8 thoughts on “FAA-AST”

  1. Jim Bennett’s idea of a Space Guard is looking better all the time. Get the non-warfighting aspect of space (like debris tracking) out of the Air Force, get the non-research aspect out of NASA, get launch licensing out of the FAA, consolidate all these mundane space ops in one quasi-military agency similar to the Coast Guard. Hell, there’s even enough pork in this realignment to satisfy more than half of Congress.

  2. If, for some reason, Congress felt they would not be able to provide that increase, then we’d be in a position where we’re going to need to prioritize what’s on our plate, and do the best that we can to keep up,” he said.
    Nield warned that such prioritization could result in delays in processing launch license applications or other oversight work. “That may mean some of the companies won’t be able to have the launch schedules that they’re hoping for, or get a quick turnaround on their licenses,” he said.

    This is worrisome, but not for the lack of additional funding.

    Now I don’t interact with the FAA-AST, so I don’t have knowledge of what value they may provide to launch companies, but my understanding is their launch license gating function is not a service for industry so much as a “protection” for the non-involved public.

    That, when faced with an increasing demand and a steady budget, their recourse is to threaten they will ration licensing and prioritize launches rather than consider to reduce the amount of oversight per license application demonstrates a dangerous inclination of the office (and/or those in charge). Whatever prioritization criteria they use, it will almost certainly be tied to some ambiguous, manipulable, social good. I doubt that they have data which makes the cost (and costs to industry in compliance) of their organization’s work traceable to any quantified and *necessary* benefit. By necessary I mean that industry couldn’t perform launches without it (for technical rather than political reasons) and that no entity but the government can provide it. I’m pretty sure that with the years of licensing they’ve done, and to my knowledge no catastrophes in which non-involved 3rd parties were damaged, their current process more than bounds whatever may be necessary to secure “safety” to the public. There is almost certainly room to shave down those licensing requirements, and thus the requirement for oversight manpower per license application (leaving aside any question of the necessity of launch licenses).
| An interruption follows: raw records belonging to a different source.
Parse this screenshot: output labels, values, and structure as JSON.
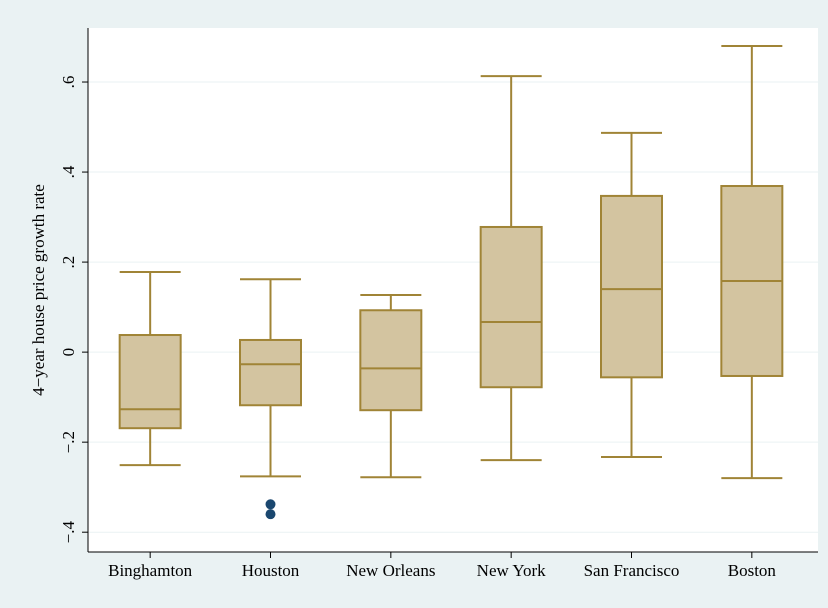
{
  "chart_data": {
    "type": "box",
    "y_label": "4−year house price growth rate",
    "categories": [
      "Binghamton",
      "Houston",
      "New Orleans",
      "New York",
      "San Francisco",
      "Boston"
    ],
    "boxes": [
      {
        "whisker_low": -0.251,
        "q1": -0.169,
        "median": -0.127,
        "q3": 0.038,
        "whisker_high": 0.178,
        "outliers": []
      },
      {
        "whisker_low": -0.276,
        "q1": -0.118,
        "median": -0.027,
        "q3": 0.027,
        "whisker_high": 0.162,
        "outliers": [
          -0.338,
          -0.36
        ]
      },
      {
        "whisker_low": -0.278,
        "q1": -0.129,
        "median": -0.036,
        "q3": 0.093,
        "whisker_high": 0.127,
        "outliers": []
      },
      {
        "whisker_low": -0.24,
        "q1": -0.078,
        "median": 0.067,
        "q3": 0.278,
        "whisker_high": 0.613,
        "outliers": []
      },
      {
        "whisker_low": -0.233,
        "q1": -0.056,
        "median": 0.14,
        "q3": 0.347,
        "whisker_high": 0.487,
        "outliers": []
      },
      {
        "whisker_low": -0.28,
        "q1": -0.053,
        "median": 0.158,
        "q3": 0.369,
        "whisker_high": 0.68,
        "outliers": []
      }
    ],
    "box_color": "#d3c4a0",
    "line_color": "#a08436",
    "outlier_color": "#1a476f",
    "ylim": [
      -0.444,
      0.72
    ],
    "yticks": [
      {
        "value": -0.4,
        "label": "−.4"
      },
      {
        "value": -0.2,
        "label": "−.2"
      },
      0,
      {
        "value": 0.2,
        "label": ".2"
      },
      {
        "value": 0.4,
        "label": ".4"
      },
      {
        "value": 0.6,
        "label": ".6"
      }
    ],
    "grid": true
  }
}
    So unsurprisingly, it looks like “more liberty” may be a more cost effective answer with no drawback. Also unsurprisingly, a self-licking ice cream cone prefers more ice cream and licking.

    1. With apologies to Worden, I’ve always liked the self-licking ice cream cone metaphor, but I think it either unfairly maligns ice cream (which is wonderful) by association or can misconstrue the subject as a type of virtuous cycle.

      To remedy that, I’ll remind you that all is not ice cream that comes from the cow. However the purveyors of… whatever is on that cone, would like you to believe it is ice cream and will sell it as such.

  3. I see 3 ways for a regulatory office to handle more demand from the regulated private industry:
    – a larger budget.
    – a bottleneck.
    – streamline regulation and operations.

    The last may be a best case scenario.

  4. If they can’t afford a rubber stamp and trained monkey, I suggest they eliminate the office. It’s not like safety would not still have enough focus from others and the army of lawyers in the world guarantees liability is covered.

    It may seem a trite answer (coming from me) but that doesn’t mean not correct.